Елена Апчел: Я - и, надеюсь, люди культуры, которые неравнодушны к этим событиям, - рассматривают не Харьков, не Украину, а вообще всю систему, как общий организм, которая завела эту машину существования. Может быть, это предвзятое отношение или неправильная трактовка истории. По моим ощущениям, ничего не может происходить просто так в одной стране по той или иной причине, потому что в этой большой истории мы лакомый кусок для всех, кто смотрит сюда и издали, и с близи. Нужно понимать, что Украина - большое поле боя, полигон выяснения отношений, которым не 10, не 20, не 100 и даже не 300 лет. Я, не будучи на 100 процентов украинкой по крови, через отца будучи молдаванкой, с молдавской фамилией, но при этом на 100 и больше процентов чувствую себя украинкой. И чем больше со мной говорят о том, что я не должна это делать, почему я это делаю, тем больше я начинаю любить и воспринимать себя как представителя именно этой нации. Не державы, не государства, а именно нации.

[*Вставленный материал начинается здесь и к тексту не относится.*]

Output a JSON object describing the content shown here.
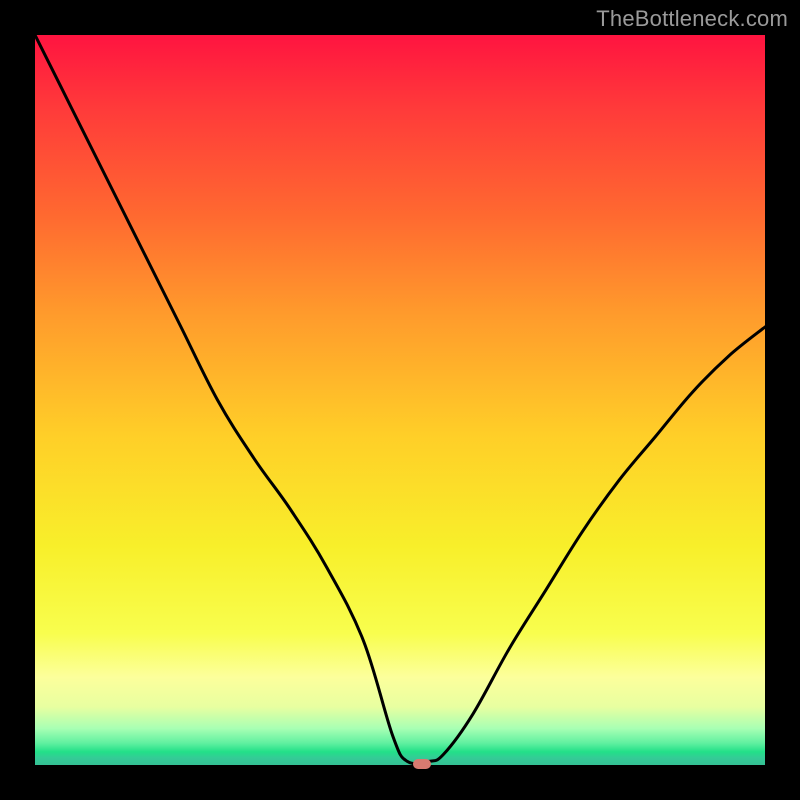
{
  "watermark": "TheBottleneck.com",
  "colors": {
    "marker": "#d77a70",
    "curve": "#000000",
    "frame": "#000000"
  },
  "chart_data": {
    "type": "line",
    "title": "",
    "xlabel": "",
    "ylabel": "",
    "xlim": [
      0,
      100
    ],
    "ylim": [
      0,
      100
    ],
    "grid": false,
    "legend": false,
    "annotations": [
      {
        "type": "marker",
        "x": 53,
        "y": 0.2,
        "style": "rounded-rect"
      }
    ],
    "series": [
      {
        "name": "bottleneck-curve",
        "x": [
          0,
          5,
          10,
          15,
          20,
          25,
          30,
          35,
          40,
          45,
          49,
          51,
          54,
          56,
          60,
          65,
          70,
          75,
          80,
          85,
          90,
          95,
          100
        ],
        "values": [
          100,
          90,
          80,
          70,
          60,
          50,
          42,
          35,
          27,
          17,
          4,
          0.5,
          0.5,
          1.5,
          7,
          16,
          24,
          32,
          39,
          45,
          51,
          56,
          60
        ]
      }
    ],
    "background_gradient": {
      "type": "vertical",
      "stops": [
        {
          "pos": 0.0,
          "color": "#ff1440"
        },
        {
          "pos": 0.1,
          "color": "#ff3a3a"
        },
        {
          "pos": 0.25,
          "color": "#ff6a30"
        },
        {
          "pos": 0.38,
          "color": "#ff9a2c"
        },
        {
          "pos": 0.55,
          "color": "#ffcf28"
        },
        {
          "pos": 0.7,
          "color": "#f8ef2a"
        },
        {
          "pos": 0.82,
          "color": "#f8fe4e"
        },
        {
          "pos": 0.88,
          "color": "#fcff9c"
        },
        {
          "pos": 0.92,
          "color": "#e8ffa0"
        },
        {
          "pos": 0.95,
          "color": "#a8ffb4"
        },
        {
          "pos": 0.97,
          "color": "#60f0a0"
        },
        {
          "pos": 0.982,
          "color": "#22e088"
        },
        {
          "pos": 0.99,
          "color": "#34cc96"
        },
        {
          "pos": 1.0,
          "color": "#34c094"
        }
      ]
    }
  }
}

Елена Фанайлова: Ваши мотивы? Вы же поехали сначала на киевский Майдан?

Елена Апчел: На этапе формирования ситуации революции... Даже так. У меня сейчас есть чудесная возможность попросить прощения у жителей моей страны за то, что еще 7 месяцев назад я была абсолютно убеждена, и я не постыжусь сейчас это сказать, потому что, как говорит Леша, мы теряем страх. Я была убеждена, что в этой стране делать нечего, что из этой страны нужно уезжать. И я сейчас искренне говорю, что это был чужой человек, 7 месяцев назад. Я считала, что большая половина жителей Украины - это быдло, с которым не о чем разговаривать, я не могу здесь ничего делать, и я такое же быдло, потому что я выросла в Донецке, на райончике, и я знаю, как сидеть на корточках, пить пиво и щелкать семечки, это было любимое занятие. Когда в твоем сознании нет никаких дополнительных действий, ты знаешь, что кто-то за тебя все решит, а если не решит, то ты можешь по этому поводу порасстраиваться, и в этом все мироощущение и заложено.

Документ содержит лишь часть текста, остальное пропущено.